= Precious Bryant =

American singer-songwriter

Precious Bryant (née Bussey; January 4, 1942 - January 12, 2013) was an American country blues, gospel, and folk singer and guitarist. Bryant is described as one of Georgia's great blueswomen. She played Piedmont fingerstyle guitar.

Bryant was born in Talbot County, Georgia, United States. She was the third child of nine and first became interested in singing by performing at her local Baptist church with her sisters. Bryant learned to play guitar from her father and uncle before dropping out of high school in eleventh grade and beginning to perform wherever she could. Her uncle was blues musician George Henry Bussey. She was first recorded by folklorist George Mitchell in 1967, who described her as "Georgia musical treasure." In 1983, she performed at the Chattahoochee Folk Festival, and soon began playing at local, regional, and international venues to a growing fanbase.

In 1995, Bryant met Tim Duffy and became involved with the Music Maker Relief Foundation, who assisted her in booking global tours and shows and increasing her following through events like Blues to Bop in Lugano, Switzerland, Port Townsend Blues Festival, and Chicken Raid in Atlanta, Georgia.

Bryant released three solo albums. Her 2002 debut, Fool Me Good, was nominated for two Blues Music Awards, in the categories Acoustic Blues Album of the Year and Best New Artist Debut. In 2006, she was nominated for a similar award for Traditional Blues Female Artist of the Year, as were Koko Taylor, Maria Muldaur and the winner of the award, Etta James. Her song "Morning Train" was featured on the soundtrack of the 2007 film Black Snake Moan.

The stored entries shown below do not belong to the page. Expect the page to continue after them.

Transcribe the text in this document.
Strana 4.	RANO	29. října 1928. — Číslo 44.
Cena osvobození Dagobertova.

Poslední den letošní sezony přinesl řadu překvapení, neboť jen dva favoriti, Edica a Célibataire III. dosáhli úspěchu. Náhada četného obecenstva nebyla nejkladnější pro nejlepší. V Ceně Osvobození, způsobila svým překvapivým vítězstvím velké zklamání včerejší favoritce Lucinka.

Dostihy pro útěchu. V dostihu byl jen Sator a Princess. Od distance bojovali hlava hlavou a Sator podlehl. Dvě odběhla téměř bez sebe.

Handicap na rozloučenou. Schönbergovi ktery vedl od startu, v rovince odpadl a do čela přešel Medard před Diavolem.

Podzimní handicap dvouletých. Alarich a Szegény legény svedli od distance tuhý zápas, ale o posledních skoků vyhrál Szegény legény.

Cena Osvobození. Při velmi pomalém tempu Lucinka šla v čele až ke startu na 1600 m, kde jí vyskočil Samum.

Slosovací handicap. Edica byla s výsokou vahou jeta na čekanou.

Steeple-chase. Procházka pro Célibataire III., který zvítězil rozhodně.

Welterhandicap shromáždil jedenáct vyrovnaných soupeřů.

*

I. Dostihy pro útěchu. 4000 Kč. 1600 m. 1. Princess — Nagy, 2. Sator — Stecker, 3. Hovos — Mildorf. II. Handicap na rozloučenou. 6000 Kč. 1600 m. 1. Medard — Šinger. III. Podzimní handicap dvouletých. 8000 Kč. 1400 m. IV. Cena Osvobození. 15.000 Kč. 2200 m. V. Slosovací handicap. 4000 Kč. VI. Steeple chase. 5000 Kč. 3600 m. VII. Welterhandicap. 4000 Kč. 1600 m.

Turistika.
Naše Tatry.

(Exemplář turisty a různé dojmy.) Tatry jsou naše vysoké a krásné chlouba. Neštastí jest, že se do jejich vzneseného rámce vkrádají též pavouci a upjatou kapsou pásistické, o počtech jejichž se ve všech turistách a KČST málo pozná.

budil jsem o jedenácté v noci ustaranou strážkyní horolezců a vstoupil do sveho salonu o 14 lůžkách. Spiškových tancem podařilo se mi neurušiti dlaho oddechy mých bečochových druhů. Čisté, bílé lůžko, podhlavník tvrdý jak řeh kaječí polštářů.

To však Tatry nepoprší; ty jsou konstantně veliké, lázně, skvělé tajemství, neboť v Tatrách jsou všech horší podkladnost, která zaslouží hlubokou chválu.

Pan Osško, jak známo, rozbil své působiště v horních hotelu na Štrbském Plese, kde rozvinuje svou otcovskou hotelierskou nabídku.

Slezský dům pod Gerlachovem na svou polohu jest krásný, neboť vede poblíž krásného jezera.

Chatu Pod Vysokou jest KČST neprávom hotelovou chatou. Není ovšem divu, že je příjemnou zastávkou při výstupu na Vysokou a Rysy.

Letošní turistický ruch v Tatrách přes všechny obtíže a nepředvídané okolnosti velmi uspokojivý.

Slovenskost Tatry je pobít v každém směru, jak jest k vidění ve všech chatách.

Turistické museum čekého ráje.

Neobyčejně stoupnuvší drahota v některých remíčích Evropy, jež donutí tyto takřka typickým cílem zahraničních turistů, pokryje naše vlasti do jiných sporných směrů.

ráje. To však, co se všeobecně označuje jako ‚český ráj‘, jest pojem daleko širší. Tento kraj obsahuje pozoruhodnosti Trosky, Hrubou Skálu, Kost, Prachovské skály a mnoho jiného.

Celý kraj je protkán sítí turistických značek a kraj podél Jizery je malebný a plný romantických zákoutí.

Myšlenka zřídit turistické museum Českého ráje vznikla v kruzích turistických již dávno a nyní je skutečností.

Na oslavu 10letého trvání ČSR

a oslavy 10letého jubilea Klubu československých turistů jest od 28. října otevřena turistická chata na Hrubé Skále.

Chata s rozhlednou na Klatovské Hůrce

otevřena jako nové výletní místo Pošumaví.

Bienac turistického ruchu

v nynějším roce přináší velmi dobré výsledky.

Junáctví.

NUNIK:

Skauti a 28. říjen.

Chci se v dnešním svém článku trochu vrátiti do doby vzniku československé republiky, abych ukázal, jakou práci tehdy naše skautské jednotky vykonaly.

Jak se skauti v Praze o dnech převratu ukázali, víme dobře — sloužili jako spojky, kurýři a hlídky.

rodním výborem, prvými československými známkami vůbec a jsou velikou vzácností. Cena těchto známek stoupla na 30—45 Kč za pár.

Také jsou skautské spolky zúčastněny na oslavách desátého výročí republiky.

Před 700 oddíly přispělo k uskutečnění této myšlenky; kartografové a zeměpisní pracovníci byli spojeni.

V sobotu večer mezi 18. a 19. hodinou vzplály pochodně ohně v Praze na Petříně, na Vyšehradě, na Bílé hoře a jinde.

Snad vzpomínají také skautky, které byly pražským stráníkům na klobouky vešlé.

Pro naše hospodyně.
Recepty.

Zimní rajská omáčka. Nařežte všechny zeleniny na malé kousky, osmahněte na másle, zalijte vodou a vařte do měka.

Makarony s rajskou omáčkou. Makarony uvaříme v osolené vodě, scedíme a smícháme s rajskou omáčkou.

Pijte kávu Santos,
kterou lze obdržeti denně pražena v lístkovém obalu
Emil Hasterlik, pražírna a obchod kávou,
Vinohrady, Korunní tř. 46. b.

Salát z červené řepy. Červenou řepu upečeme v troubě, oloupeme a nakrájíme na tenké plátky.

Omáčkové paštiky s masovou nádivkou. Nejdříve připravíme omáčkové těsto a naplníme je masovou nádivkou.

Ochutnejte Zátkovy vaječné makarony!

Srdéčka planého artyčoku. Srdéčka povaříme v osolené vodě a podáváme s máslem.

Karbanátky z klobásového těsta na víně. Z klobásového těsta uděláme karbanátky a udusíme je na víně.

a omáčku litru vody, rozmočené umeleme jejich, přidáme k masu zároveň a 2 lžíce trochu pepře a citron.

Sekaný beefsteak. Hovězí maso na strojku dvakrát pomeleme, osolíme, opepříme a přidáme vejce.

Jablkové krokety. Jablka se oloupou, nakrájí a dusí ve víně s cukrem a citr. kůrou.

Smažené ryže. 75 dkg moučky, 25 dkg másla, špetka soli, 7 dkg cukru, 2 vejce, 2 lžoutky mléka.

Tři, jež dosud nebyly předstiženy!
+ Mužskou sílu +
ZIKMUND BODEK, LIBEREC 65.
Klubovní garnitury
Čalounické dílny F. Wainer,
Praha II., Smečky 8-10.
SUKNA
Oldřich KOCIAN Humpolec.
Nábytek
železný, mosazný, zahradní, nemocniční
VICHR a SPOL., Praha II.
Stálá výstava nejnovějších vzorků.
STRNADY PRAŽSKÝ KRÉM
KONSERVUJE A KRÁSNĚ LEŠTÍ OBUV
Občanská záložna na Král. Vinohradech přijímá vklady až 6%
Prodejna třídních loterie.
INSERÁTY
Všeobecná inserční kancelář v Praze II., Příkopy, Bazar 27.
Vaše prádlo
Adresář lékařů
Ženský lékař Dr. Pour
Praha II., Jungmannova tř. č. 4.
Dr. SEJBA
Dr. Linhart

Bryant died on January 12, 2013, in Columbus, Georgia, of complications from diabetes and congestive heart failure.

==Discography==
- Fool Me Good (2002) – Terminus
- The Truth (2004) – Terminus
- My Name Is Precious (2005) – Music Maker

Bryant was first recorded in 1969 by George Mitchell in Waverly Hall, Georgia. Three songs from that session were released on 7" vinyl by Fat Possum Records, under the title George Mitchell Collection, vol. 37.